Howard Spector is the president of Ashley Entertainment, a Washington, D.C.-based event-planning firm. In 1995, he happened to walk by Boston’s Faneuil Hall, where the Hullabahoos (on their annual road trip, Fall Roll) were busking. Howard bought a CD, said he was interested in hiring the B’hoos, and handed a business card to John Stanzione, then the music director of the group. “Like most people we met who said they were somebody, ” Stanzione recalls, “we never expected to hear from him again.” But Howard did call, with a gig no less: He wanted the Hullabahoos to perform at Burger King’s annual corporate Christmas party in Miami. He offered airfare, accommodations, not to mention all the Burger King one could eat. Stanzione details his thought process: “You want to fly us to South Beach in the middle of finals and pay for us to eat and drink?” Stanzione pushed his luck. He told Howard they’d love to do the gig, but he’d need to fly in some “key alumni” to help out. Howard consented and the deal was done. Just out of curiosity, Stanzione said to Howard, who did the Burger King gig last year? “Bill Cosby,” Howard said. Stanzione wrote letters to relevant professors asking if the Hullabahoos could schedule make-up exams.

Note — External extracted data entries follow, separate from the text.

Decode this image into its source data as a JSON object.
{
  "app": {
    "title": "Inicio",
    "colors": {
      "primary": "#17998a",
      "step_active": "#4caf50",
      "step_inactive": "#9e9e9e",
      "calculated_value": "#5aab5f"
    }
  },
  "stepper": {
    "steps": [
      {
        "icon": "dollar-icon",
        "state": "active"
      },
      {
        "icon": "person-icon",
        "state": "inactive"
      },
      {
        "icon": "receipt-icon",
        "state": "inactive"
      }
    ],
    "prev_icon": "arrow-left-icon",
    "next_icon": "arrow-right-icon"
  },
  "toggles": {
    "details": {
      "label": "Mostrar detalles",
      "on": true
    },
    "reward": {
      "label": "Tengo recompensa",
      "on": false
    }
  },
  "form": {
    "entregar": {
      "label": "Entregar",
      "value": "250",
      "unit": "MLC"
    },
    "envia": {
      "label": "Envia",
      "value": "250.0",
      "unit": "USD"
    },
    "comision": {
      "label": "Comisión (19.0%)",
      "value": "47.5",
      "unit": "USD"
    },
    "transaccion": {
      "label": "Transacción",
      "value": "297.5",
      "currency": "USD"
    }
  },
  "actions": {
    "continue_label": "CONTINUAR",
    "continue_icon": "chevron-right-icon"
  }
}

It was likely the most lucrative gig in the short history of the Hullabahoos. But it came with its own unique demands. Howard wanted the Hullabahoos to learn the Burger King jingle. And so John Stanzione arranged “Aren’t You Hungry for Burger King Now?” the one that went “Aren’t You Hungry? Aren’t you hungry for Burger King now?” An hour before showtime, the Hullabahoos ran through their set for Howard. “I meant the other jingle!” Howard said. “Hold the pickles, hold the lettuce, special orders don’t upset us.” So Stanzione and Nick Geisinger (who’d flown in from Chicago) threw together a Burger King medley, which the B’hoos learned on the spot. Not surprisingly, the executives loved it. “Particularly the lady in marketing,” Stanzione says. “The woman who came up with the idea for the New Fries.”